One long-standing proposal with so far no momentum has been to impose limits—under one leading proposal, eighteen-year limits—on Supreme Court terms. This makes sense. Eventually, once fully in effect, every president could expect to make at least one Supreme Court nomination during a four-year term in office.
This reform could have multiple benefits. It would drain away some of the political tension, if not eruption of crisis, around each nomination. The retirement of an Anthony Kennedy might not shake the country to its very foundations. Vacancies would remain consequential, but with more regular turnover and each president assured of a pick, there would be less drama.
This cap on terms could also nudge the court toward a greater posture of humility. Justices serving for only a defined term, their ranks regularly refreshed, might have a more reliably modest sense of their mission. It is still possible that justices serving for only 18 years would seek or acquire star qualities and the court would retain an appetite for major interventions in the political and social life of the country. But with justices regularly rotating on and off the court, the court might gravitate toward case selection and management that is more routine than supreme.
Finally, subjecting the court to term limits would help spare the country the standard vacuous confirmation hearing. Now the senators come armed to high-stakes major confrontations, aware that the nominees are well coached in fending off questions with non-committal answers.
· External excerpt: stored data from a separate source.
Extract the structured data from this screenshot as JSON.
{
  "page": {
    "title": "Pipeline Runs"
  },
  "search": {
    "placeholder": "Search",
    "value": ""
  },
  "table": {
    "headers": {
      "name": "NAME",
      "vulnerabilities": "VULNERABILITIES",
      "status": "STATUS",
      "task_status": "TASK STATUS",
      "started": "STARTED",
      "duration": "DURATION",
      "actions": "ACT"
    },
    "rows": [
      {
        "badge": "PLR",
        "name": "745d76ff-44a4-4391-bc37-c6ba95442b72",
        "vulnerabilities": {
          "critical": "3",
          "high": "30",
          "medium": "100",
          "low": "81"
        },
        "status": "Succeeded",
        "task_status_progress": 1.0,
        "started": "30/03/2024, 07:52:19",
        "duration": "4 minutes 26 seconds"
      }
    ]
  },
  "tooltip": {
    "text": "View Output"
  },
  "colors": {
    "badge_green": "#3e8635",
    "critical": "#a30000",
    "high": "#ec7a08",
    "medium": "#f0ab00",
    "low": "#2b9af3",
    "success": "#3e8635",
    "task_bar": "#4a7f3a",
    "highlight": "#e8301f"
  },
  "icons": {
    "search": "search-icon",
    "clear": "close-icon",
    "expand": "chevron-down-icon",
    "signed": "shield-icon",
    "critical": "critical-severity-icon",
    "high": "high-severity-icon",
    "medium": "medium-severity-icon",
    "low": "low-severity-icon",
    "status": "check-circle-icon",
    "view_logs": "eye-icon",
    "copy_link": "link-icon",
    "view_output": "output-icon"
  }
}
The senators do not expect to learn anything, and the candidate gladly obliges. Term limits won’t transform these hearings into edifying experiences, but with less pressure around each nomination, it matters less that the hearings are non-events.
It is also worth considering the requirement of a supermajority if the court were to overturn a legislative enactment. A few state constitutions contain such a threshold. The rationale is straightforward: a simple majority should not be enough to thwart the will of the electorate as expressed through its representatives. The justices would have to strive for more consensus to strike down a legislative enactment; supermajority decisions may have more credibility with the public than the raw one-vote margin in landmark constitutional cases.
It is not surprising that major reforms like these are not readily taken up. An exceptional act of political will is required, and the public policy agenda is always packed with concerns that politicians and voters find more compelling and, certainly, accessible. Of course, it is also the case that not everyone will agree these changes would be beneficial. There are counterarguments in each case, and a serious debate, if there ever is one, will be robust and extensive.
However, there are perhaps two overriding reasons why more realism about outdated norms and attention to reform alternatives have limited prospects. One is the ongoing hold that norms have on the public imagination. It's not easy to for politicians to admit, or for the electorate to accept, that they have outlived their usefulness.
The second of the reasons is fairly basic and maybe more decisive: control of a powerful court is a prize that it is hard to give up trying to win. The battle for control may be brutal and wearying, but it is well worth it to the winners, on issues so vitally important to them, to get to “5” and hope to keep their majority for a generation or more.